The technology on which PRISM is based was developed in the 1980s and, unlike other nuclear reactors, it can use spent nuclear fuel and surplus plutonium to generate electricity. Since the early 1990s, however, no risk assessments have been done on the technology.
 
“The new assessments will take advantage of advances in engineering knowledge and computer power,” Allen said.
 
PRISM is an “exciting technology” that has great promise because it can use other reactors’ waste, Jay Wileman, GEH senior vice president of nuclear plant products, said in the release.
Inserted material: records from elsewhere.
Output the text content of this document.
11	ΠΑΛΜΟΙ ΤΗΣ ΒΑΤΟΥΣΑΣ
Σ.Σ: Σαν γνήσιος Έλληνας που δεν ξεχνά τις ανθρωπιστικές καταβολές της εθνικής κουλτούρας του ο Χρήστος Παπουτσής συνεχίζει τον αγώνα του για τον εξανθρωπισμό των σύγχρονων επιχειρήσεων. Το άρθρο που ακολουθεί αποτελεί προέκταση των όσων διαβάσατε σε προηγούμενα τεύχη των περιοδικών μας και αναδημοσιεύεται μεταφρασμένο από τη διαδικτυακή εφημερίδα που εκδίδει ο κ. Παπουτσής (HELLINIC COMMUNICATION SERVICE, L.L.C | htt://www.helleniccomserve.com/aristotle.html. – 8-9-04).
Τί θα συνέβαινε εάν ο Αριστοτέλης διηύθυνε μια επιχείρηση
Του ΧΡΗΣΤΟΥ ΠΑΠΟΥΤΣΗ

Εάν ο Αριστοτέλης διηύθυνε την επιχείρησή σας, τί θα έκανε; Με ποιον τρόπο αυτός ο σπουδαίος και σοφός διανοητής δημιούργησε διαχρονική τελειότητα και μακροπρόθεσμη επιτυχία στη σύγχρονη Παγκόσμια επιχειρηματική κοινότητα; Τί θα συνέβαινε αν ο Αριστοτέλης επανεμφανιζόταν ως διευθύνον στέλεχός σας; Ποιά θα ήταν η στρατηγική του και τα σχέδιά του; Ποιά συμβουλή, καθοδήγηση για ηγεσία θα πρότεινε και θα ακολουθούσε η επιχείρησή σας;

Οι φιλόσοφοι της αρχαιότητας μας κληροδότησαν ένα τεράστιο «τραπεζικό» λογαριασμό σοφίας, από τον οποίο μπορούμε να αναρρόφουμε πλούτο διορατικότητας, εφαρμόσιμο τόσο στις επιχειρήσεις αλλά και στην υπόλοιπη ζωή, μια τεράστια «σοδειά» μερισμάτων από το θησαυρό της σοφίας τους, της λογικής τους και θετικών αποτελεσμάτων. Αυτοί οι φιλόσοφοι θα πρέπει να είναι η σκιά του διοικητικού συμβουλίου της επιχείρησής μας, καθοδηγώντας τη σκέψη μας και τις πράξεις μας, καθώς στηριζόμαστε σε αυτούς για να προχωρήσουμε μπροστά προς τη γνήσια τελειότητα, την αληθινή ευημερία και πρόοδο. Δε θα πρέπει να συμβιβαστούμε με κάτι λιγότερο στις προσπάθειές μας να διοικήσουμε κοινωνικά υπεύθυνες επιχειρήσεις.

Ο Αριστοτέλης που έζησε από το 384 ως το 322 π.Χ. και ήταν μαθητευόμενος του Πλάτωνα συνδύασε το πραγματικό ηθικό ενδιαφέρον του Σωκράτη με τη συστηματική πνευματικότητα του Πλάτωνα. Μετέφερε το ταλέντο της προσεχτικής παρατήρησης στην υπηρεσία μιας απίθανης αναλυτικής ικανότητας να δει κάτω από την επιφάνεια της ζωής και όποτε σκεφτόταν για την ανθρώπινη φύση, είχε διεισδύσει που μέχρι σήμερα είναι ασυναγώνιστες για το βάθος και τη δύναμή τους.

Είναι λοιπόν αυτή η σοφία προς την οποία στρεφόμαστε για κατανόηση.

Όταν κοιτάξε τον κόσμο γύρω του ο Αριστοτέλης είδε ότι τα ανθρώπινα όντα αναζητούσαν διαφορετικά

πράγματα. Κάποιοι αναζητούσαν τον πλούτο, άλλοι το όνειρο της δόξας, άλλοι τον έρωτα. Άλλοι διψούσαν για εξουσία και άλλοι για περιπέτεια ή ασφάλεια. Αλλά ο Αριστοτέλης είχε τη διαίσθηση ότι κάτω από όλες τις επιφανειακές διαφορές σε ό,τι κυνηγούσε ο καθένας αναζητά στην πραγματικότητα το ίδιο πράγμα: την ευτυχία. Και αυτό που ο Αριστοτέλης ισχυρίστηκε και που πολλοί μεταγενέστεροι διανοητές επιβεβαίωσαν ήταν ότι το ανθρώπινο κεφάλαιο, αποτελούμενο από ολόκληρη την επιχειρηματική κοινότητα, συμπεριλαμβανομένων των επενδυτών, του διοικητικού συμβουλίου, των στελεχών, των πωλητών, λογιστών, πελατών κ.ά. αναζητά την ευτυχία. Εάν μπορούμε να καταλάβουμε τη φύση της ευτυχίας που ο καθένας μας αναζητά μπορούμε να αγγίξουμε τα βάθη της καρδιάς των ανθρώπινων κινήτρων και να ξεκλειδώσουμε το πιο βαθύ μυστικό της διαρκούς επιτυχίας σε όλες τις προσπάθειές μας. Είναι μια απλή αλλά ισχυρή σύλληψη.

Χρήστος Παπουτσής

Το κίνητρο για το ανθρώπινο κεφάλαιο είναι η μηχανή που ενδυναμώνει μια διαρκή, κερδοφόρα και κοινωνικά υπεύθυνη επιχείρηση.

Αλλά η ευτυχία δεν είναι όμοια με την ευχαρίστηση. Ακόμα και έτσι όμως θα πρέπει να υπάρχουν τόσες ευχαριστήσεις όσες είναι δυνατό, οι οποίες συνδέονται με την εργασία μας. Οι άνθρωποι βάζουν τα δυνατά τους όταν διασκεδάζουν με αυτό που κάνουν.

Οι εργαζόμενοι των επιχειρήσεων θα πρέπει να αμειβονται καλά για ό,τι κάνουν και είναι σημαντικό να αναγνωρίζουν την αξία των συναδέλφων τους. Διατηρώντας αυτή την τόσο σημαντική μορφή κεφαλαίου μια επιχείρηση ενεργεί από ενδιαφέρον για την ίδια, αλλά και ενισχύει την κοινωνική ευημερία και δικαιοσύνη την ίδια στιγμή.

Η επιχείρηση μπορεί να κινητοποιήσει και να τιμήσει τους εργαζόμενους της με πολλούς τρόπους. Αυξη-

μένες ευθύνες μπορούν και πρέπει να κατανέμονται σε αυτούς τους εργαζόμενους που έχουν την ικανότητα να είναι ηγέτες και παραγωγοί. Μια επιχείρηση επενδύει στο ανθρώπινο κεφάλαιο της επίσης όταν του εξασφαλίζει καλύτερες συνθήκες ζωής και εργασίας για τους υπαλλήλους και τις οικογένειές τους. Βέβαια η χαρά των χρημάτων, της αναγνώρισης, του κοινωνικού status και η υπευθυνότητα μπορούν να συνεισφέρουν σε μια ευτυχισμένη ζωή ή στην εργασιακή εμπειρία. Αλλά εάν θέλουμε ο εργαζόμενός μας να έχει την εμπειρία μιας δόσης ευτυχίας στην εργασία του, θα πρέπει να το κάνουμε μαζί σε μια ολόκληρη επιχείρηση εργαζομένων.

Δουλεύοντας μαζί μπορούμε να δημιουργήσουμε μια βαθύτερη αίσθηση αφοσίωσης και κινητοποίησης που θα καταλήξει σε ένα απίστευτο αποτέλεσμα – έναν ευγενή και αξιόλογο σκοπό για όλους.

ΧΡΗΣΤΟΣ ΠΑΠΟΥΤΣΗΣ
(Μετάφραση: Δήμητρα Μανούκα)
He added, “Updating the safety assessment of PRISM will be important in supporting licensing efforts worldwide.”
 
The Nuclear Regulatory Commission will not grant a license to build a PRISM reactor plant without a positive outcome from the risk assessment, Allen said.
 
Meanwhile, GEH officials see immediate potential for PRISM technology in the UK, which currently has the world’s greatest civilian stockpile of plutonium, Allen said. Development of PRISM reactors could use that plutonium, reducing the risk and the cost of storing such dangerous material, while at the same time generating electricity for general use.

Plutonium has a half-life period of 300,000 years, Allen said, while use of that plutonium as fuel for the PRISM reactor cuts that half-life period to 300 years. A half-life period is the time required for half of the unstable, radioactive atoms in an element to undergo radioactive decay.